The Iliad shows the life of Aeneas , the son of Aphrodite and Anchises, as a grown man. Aeneas is at war with his enemy, on the battlefield, Aeneas holds before him the perfect circle of his shield and the spear and raging to cut down any man who might come to face him, crying a terrible cry. But Tydeus’ son in his hand caught up a huge thing which no two men could carry such as men are now, but by himself he lightly hefted it. The thing hits Aeneas in the hip and smashes and breaks the tendons, and the fighter (Aeneas) dropped to the floor. But his caring mother comes to take care of her child. The myth states, “Now in this place Aineias (Aeneas) lord of men might have perished had not Aphrodite, Zeus’ daughter, been quick to perceive him, his mother, who had borne him to Anchises the ox-herd and about her beloved son came streaming her white arms, and with her white robe thrown in a fold in front she shielded him”(pg.55). So she stops the death of her son with no regard to her own well-being for it is known that Aphrodite is the goddess of love and not the goddess of war. As her father, Zeus, says in the Iliad “No, my child, not for you are the works of warfare. Rather concern yourself only with the lovely secrets of marriage” (pg. 57). So as she carries her son out of the fighting, she is attacked by her son’s enemy and is wounded. She is then able to get back to Olympus and speaks to her mother. As she was telling her mother the events that has just occurred she said about her son “I was carrying my beloved son out of the fighting, Aineias who beyond all else in the world is dear to me” (pg. 65). The words Aphrodite uses to describe her son and the situation shows the love she has for her son. She risks her own life to save her son from further injury and possible death. That is what any mother would do for the child she loves.

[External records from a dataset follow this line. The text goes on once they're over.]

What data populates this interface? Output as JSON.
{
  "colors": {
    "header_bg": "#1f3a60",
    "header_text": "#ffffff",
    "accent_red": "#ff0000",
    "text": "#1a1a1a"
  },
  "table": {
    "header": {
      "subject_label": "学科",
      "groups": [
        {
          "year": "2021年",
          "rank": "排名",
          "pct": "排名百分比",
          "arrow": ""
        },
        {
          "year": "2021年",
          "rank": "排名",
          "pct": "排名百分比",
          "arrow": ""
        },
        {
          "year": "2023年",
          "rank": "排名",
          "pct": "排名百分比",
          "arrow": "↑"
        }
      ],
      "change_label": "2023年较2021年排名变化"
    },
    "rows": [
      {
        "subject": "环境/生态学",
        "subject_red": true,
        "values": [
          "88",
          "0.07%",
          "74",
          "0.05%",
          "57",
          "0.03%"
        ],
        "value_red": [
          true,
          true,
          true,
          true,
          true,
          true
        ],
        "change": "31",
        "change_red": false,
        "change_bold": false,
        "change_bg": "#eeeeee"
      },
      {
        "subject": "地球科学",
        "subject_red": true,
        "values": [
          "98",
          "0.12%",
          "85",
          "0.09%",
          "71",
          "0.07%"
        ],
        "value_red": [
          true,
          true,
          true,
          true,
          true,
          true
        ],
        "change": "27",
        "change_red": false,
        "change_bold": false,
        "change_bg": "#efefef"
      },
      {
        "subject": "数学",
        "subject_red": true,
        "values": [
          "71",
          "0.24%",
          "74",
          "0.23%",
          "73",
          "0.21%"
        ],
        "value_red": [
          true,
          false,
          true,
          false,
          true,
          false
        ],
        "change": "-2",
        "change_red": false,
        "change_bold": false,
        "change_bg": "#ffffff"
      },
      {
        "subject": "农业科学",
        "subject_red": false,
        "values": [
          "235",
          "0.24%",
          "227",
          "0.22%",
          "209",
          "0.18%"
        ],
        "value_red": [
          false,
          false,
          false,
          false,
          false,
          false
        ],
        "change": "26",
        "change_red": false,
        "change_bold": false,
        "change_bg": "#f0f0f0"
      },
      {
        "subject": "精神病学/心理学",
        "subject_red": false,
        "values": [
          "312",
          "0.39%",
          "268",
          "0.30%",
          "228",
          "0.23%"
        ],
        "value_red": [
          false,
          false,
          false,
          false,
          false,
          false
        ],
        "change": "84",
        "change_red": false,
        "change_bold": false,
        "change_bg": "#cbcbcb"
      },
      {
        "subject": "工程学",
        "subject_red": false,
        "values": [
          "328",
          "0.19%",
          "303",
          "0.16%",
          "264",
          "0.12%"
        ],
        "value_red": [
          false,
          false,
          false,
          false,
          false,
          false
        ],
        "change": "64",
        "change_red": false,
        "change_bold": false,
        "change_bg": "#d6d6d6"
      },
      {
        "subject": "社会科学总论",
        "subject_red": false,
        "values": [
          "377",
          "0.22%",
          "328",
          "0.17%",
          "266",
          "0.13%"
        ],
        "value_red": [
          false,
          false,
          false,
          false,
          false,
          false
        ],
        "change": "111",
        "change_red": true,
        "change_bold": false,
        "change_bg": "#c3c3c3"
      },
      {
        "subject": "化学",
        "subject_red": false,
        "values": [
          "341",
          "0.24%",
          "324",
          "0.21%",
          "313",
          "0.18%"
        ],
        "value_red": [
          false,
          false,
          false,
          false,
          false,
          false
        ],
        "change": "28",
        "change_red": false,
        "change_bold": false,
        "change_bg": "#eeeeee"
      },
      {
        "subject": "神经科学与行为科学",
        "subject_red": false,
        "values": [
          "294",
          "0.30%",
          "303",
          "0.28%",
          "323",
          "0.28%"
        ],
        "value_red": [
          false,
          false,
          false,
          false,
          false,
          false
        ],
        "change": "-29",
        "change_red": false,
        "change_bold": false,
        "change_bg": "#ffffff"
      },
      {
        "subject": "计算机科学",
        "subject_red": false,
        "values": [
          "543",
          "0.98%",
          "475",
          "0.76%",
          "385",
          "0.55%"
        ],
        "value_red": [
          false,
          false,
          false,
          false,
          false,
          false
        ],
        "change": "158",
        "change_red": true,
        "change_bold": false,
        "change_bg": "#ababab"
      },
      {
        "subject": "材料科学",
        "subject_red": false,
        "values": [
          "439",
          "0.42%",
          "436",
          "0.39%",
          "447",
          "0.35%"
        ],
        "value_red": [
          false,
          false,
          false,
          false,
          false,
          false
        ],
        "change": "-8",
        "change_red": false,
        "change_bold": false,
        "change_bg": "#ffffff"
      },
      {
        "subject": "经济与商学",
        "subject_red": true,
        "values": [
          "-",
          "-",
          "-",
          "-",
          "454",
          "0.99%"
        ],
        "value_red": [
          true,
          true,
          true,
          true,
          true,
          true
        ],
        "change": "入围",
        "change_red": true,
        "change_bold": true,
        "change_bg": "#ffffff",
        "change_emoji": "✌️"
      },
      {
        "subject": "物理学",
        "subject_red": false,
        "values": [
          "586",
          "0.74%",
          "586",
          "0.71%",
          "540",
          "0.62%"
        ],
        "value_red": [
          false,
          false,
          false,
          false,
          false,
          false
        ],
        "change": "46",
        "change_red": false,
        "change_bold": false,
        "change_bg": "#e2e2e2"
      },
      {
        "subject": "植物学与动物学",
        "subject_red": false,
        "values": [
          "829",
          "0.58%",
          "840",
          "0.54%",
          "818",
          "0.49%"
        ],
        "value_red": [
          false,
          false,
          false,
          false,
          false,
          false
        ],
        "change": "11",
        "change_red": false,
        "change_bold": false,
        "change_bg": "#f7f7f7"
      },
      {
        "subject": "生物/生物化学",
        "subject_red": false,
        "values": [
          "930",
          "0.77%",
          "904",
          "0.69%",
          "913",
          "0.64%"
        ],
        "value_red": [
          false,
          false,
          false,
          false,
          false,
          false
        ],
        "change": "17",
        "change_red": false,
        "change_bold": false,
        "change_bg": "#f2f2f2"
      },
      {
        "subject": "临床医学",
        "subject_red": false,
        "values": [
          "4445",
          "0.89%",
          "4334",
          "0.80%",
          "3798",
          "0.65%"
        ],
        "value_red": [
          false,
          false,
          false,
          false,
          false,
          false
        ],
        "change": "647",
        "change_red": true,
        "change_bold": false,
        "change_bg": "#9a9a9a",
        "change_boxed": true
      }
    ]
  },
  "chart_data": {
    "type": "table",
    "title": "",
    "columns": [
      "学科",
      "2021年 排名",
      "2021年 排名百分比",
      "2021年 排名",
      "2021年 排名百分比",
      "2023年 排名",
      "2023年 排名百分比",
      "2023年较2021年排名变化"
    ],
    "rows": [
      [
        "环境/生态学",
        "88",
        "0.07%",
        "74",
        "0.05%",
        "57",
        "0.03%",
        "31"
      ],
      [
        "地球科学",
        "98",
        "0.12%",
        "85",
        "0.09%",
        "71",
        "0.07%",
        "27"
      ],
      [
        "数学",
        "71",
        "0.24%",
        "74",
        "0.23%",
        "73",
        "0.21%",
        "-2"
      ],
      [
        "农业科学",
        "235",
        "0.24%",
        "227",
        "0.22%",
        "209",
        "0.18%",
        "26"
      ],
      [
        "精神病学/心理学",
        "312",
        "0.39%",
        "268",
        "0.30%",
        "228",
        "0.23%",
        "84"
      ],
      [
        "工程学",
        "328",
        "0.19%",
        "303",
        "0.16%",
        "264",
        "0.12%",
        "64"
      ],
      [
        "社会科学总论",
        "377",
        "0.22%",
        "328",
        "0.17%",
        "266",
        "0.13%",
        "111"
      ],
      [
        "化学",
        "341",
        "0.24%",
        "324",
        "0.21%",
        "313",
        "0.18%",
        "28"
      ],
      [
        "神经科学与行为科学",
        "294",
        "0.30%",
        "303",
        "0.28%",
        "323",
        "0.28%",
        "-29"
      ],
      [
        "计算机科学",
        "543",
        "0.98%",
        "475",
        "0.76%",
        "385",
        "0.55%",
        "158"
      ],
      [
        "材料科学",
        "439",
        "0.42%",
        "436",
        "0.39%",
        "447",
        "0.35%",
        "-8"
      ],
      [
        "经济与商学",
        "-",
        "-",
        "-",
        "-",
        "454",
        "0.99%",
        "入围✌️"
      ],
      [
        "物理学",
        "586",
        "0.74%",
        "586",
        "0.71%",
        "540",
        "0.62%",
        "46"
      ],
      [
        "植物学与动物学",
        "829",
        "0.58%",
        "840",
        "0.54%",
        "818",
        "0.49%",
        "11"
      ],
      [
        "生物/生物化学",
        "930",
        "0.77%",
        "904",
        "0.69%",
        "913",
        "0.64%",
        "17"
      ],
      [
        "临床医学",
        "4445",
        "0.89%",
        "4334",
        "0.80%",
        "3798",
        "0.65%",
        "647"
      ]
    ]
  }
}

Aphrodite is the goddess figure of sex and love in Greek mythology and may be seen as the most feminine of the Greek goddesses. Without either of these two aspects sex and love, the prosperity of the earth including animals, human and plant life would not be possible. She is probably the most maternal of all the goddesses not just because of her own maternal life (birth to son, caring of son) but because of all her strengths and influences in love and lust which everyone and everything is subjected to.